A key factor behind this resilience has been the growing use of transshipment by Chinese exporters. To reduce tariff costs, many exporters rerouted goods through ASEAN countries before shipping them to the United States. As a result, goods that would have faced tariffs as high as 40% when shipped directly from China entered the U.S. under significantly lower tariff rates when routed through Southeast Asia.

This shift became evident in 2025, when U.S. imports from China declined sharply, while imports from ASEAN countries increased. Average tariff rates on ASEAN-origin goods were estimated at around 10%, compared with much steeper duties on Chinese exports.

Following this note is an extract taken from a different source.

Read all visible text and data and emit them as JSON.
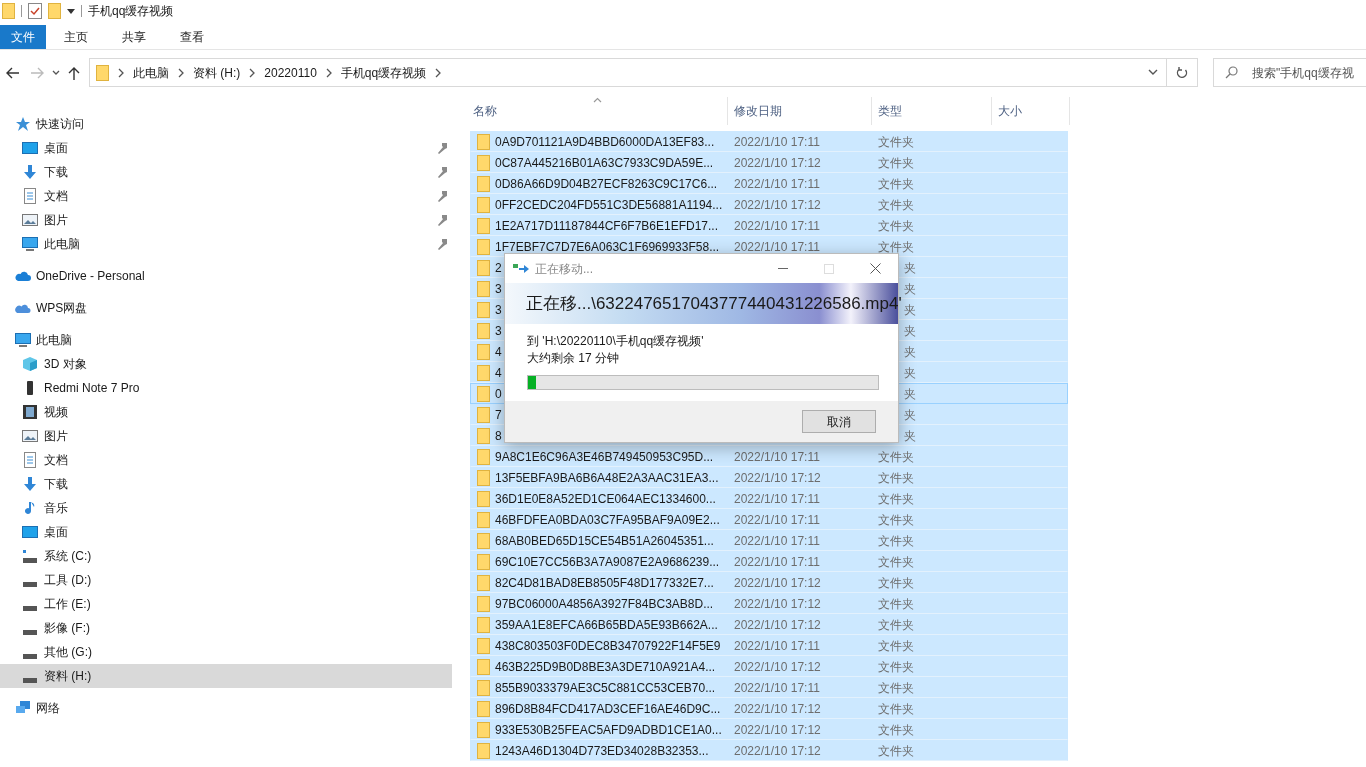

At the same time, the United States moved to diversify its supply chains by strengthening trade ties with Southeast Asia. The Trump administration concluded trade agreements with Thailand, Malaysia, Cambodia, and Vietnam, while reaffirming America’s long-term commitment to the region. Two-way trade between the U.S. and Southeast Asia reached a record $453 billion in 2024.

China, meanwhile, has also sought to deepen its economic engagement with the region. At the ASEAN summit in Kuala Lumpur, Beijing signed an upgraded Free Trade Agreement with ASEAN (ACFTA 3.0), reinforcing its position as Southeast Asia’s largest trading partner.

These parallel efforts by both the United States and China have translated into steady economic growth across the ASEAN region. According to Maybank’s ASEAN Macro 2026 Year Ahead report, ASEAN’s economic growth reached 4.8% in 2025, largely unchanged from the previous year. Analysts noted that uncertainty surrounding tariffs has eased, as negotiations with Washington resulted in tariff rates significantly lower than initially threatened.

Furthermore, exemptions granted to key sectors such as electronics, pharmaceuticals, energy, and minerals helped soften the overall impact of U.S. tariffs on Southeast Asian economies.

Overall, the experience of Southeast Asia highlights a broader reality of global trade: while tariffs can alter trade patterns, they do not halt trade altogether. Instead, they accelerate the reconfiguration of supply chains, often creating new opportunities for adaptable economies.